Israel/Palestine

Deborah Orr and the Worth of Palestinian Lives

This post, by Nick D, is a cross-post from falsedichotomies.com

Even by the abysmal standards of pro-Palestinian advocacy, and I write this as a strong supporter of the Palestinians’ right to statehood, Deborah Orr’s article (“Is an Israeli life really worth more than a Palestinian’s?”) was breathtakingly stupid, as well as deeply unpleasant in its trivialisation of a serious issue and empty show of moral concern. It was, however, emblematic of a certain style of  ostensibly pro-Palestinian politics, one concerned much more with image than substance, with glib rhetoric over logical argument, with a facile and easily digestible morality that presents a straightforward picture of victim and villain. The first task of those who consider themselves friends and allies of the Palestinians should be to rid the movement for justice of its false friends, and Orr is a prime example of the commentator who lazily piggybacks her way to a cheap point on the suffering of a region.
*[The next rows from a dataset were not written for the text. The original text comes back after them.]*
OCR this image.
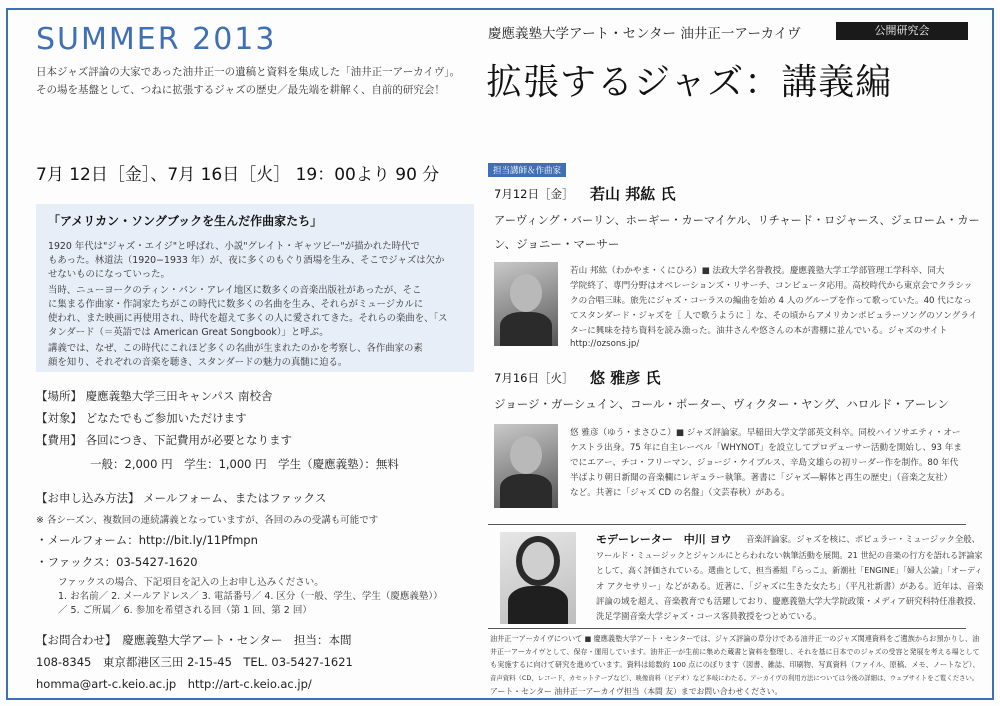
SUMMER 2013
日本ジャズ評論の大家であった油井正一の遺稿と資料を集成した「油井正一アーカイヴ」。
その場を基盤として、つねに拡張するジャズの歴史／最先端を耕解く、自前的研究会！
慶應義塾大学アート・センター 油井正一アーカイヴ	公開研究会
拡張するジャズ：講義編
7月 12日［金］、7月 16日［火］ 19：00より 90 分
「アメリカン・ソングブックを生んだ作曲家たち」
1920 年代は"ジャズ・エイジ"と呼ばれ、小説"グレイト・ギャツビー"が描かれた時代で
もあった。林道法（1920−1933 年）が、夜に多くのもぐり酒場を生み、そこでジャズは欠か
せないものになっていった。
当時、ニューヨークのティン・パン・アレイ地区に数多くの音楽出版社があったが、そこ
に集まる作曲家・作詞家たちがこの時代に数多くの名曲を生み、それらがミュージカルに
使われ、また映画に再使用され、時代を超えて多くの人に愛されてきた。それらの楽曲を、「ス
タンダード（＝英語では American Great Songbook）」と呼ぶ。
講義では、なぜ、この時代にこれほど多くの名曲が生まれたのかを考察し、各作曲家の素
顔を知り、それぞれの音楽を聴き、スタンダードの魅力の真髄に迫る。
【場所】 慶應義塾大学三田キャンパス 南校舎
【対象】 どなたでもご参加いただけます
【費用】 各回につき、下記費用が必要となります
一般：2,000 円　学生：1,000 円　学生（慶應義塾）：無料
【お申し込み方法】 メールフォーム、またはファックス
※ 各シーズン、複数回の連続講義となっていますが、各回のみの受講も可能です
・メールフォーム：http://bit.ly/11Pfmpn
・ファックス：03-5427-1620
ファックスの場合、下記項目を記入の上お申し込みください。
1. お名前／ 2. メールアドレス／ 3. 電話番号／ 4. 区分（一般、学生、学生（慶應義塾））
／ 5. ご所属／ 6. 参加を希望される回（第 1 回、第 2 回）
【お問合わせ】　慶應義塾大学アート・センター　担当：本間
108-8345　東京都港区三田 2-15-45　TEL. 03-5427-1621
homma@art-c.keio.ac.jp　http://art-c.keio.ac.jp/
担当講師＆作曲家
7月12日［金］ 若山 邦紘 氏
アーヴィング・バーリン、ホーギー・カーマイケル、リチャード・ロジャース、ジェローム・カー
ン、ジョニー・マーサー
若山 邦紘（わかやま・くにひろ）■ 法政大学名誉教授。慶應義塾大学工学部管理工学科卒、同大
学院終了、専門分野はオペレーションズ・リサーチ、コンピュータ応用。高校時代から東京会でクラシッ
クの合唱三昧。旅先にジャズ・コーラスの編曲を始め 4 人のグループを作って歌っていた。40 代になっ
てスタンダード・ジャズを［ 人で歌うように ］な、その頃からアメリカンポピュラーソングのソングライ
ターに興味を持ち資料を読み漁った。油井さんや悠さんの本が書棚に並んでいる。ジャズのサイト
http://ozsons.jp/
7月16日［火］ 悠 雅彦 氏
ジョージ・ガーシュイン、コール・ポーター、ヴィクター・ヤング、ハロルド・アーレン
悠 雅彦（ゆう・まさひこ）■ ジャズ評論家。早稲田大学文学部英文科卒。同校ハイソサエティ・オー
ケストラ出身。75 年に自主レーベル「WHYNOT」を設立してプロデューサー活動を開始し、93 年ま
でにエアー、チコ・フリーマン、ジョージ・ケイブルス、辛島文雄らの初リーダー作を制作。80 年代
半ばより朝日新聞の音楽欄にレギュラー執筆。著書に「ジャズ―解体と再生の歴史」（音楽之友社）
など。共著に「ジャズ CD の名盤」（文芸春秋）がある。
モデーレーター　中川 ヨウ 音楽評論家。ジャズを核に、ポピュラー・ミュージック全般、
ワールド・ミュージックとジャンルにとらわれない執筆活動を展開。21 世紀の音楽の行方を語れる評論家
として、高く評価されている。選曲として、担当番組『らっこ』、新潮社「ENGINE」「婦人公論」「オーディ
オ アクセサリー」などがある。近著に、「ジャズに生きた女たち」（平凡社新書）がある。近年は、音楽
評論の域を超え、音楽教育でも活躍しており、慶應義塾大学大学院政策・メディア研究科特任准教授、
洗足学園音楽大学ジャズ・コース客員教授をつとめている。
油井正一アーカイヴについて ■ 慶應義塾大学アート・センターでは、ジャズ評論の草分けである油井正一のジャズ関連資料をご遺族からお預かりし、油
井正一アーカイヴとして、保存・運用しています。油井正一が生前に集めた蔵書と資料を整理し、それを基に日本でのジャズの受容と発展を考える場として
も実施するに向けて研究を進めています。資料は総数約 100 点にのぼります（図書、雑誌、印刷物、写真資料（ファイル、原稿、メモ、ノートなど）、
音声資料（CD、レコード、カセットテープなど）、映像資料（ビデオ）など多岐にわたる。アーカイヴの利用方法については今後の詳細は、ウェブサイトをご覧ください。
アート・センター 油井正一アーカイヴ担当（本間 友）までお問い合わせください。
The incoherence of her argument should be the first signal that she really doesn‘t care – that her whole article is a wolf-whistle to the prejudices of her readership rather than an attempt to make a serious comment. She begins by asserting that it is widely held that the exchange of Shalit for over 1000 Palestinian prisoners amounts to a victory for Hamas, and that the deal has also made Netanyahu look weak. Orr then follows this by suggesting that this means the world has become “inured to the obscene idea that Israeli lives are more important than Palestinian”. This is absurd. If the world had indeed accepted the idea, would you not expect the media reaction to be the reverse – to acknowledge that both sides had received a fair deal, that 1000 Palestinians are indeed equivalent to one Israeli?  To acknowledge that Hamas has had the better of this bargain doesn’t at all imply the kind of calculus Orr claims it does, without any appeal to logic.

The exact meaning of the exchange is, of course, more complicated. We are not describing a situation where Israel (or the world) has decided that it is worth killing 1000 Palestinians to free Shalit. In this case, outcry would, of course be legitimate, because it would illustrate the principle Orr wrongly says is being affirmed by the current deal.  In this case, the weighing of relative importance of Israel and Palestinian lives would be very straightforward: a thousand are deprived of life so that one man can enjoy it. The sides of the equation deal with the same property: capacity for life. There would be no equality.  1 = 1000. In the current, non-abstract, situation what has been bargained over is very different. Political calculations enter the picture. The Israelis sought not only to free Shalit from captivity but to strengthen an important component of the Israeli national myth: that no man will be left behind. There was a strong domestic campaign in favour of a prisoner exchange. Despite the legal challenges and existence of dissent, polls reveal broad support in Israeli society for the deal. It meant sacrificing certain values – justice, the protection of citizens – for Shalit’s freedom and the principle this would illustrate. Palestinian leaders, given the overwhelming imbalance of power, and the relative difficulty of accomplishing what the Israelis can easily do every day, that is, the seizure and imprisonment of their neighbours,  were reluctant to cash in on Shalit’s captivity without securing the maximum price for it, and the reaction of crowds in Gaza and elsewhere, presumably full of people who do believe (at a minimum) that Palestinian lives are worth those of Israelis, suggest the deal was seen as a huge success. Orr concedes that “the Palestinians don’t have much to bargain with” without seeming to see the relevance of this for her thesis. And undoubtedly Netanyahu would have been happy to do a swap 1 for 1; establishing the relative value of Palestinians and Israelis was hardly his motivating concern.

So much, then, for equivalence. There is also something disturbing about the willingness of the article to make a spurious point like this rather than raise any number of other issues connected to the exchange and efforts to build a better future. For instance, the numbers of Palestinians still imprisoned in Israeli jails; individual case histories which show obvious patterns of injustice.  Orr might have focussed on evidence of the relative treatment of prisoners, and on the accuracy of impressions noted by the media, such as the claim, based on photographs of Palestinians returning to the West Bank and Gaza that they were well-treated and well-fed: does this have any validity? What do human rights monitors have to say about Israel’s incarceration procedures – and those of Hamas? She might also have something to say about the astonishing generosity of Shalit in his post-captivity interview towards those he’d have every right to regard as his eternal foes, the presence of Hamas thugs in the background duly noted.  Or the calls among Gazans for more “Gilad Shalits”. Or she might have said something about the notion that Israel cares deeply for all its citizens by examining internal discrimination and racism against Israeli-Arabs. Instead, Orr, like many others, is content simply to wave the flag of Israeli wrongdoing and wait for the acolytes to come flocking.  She insults those who genuinely care about the region and its people.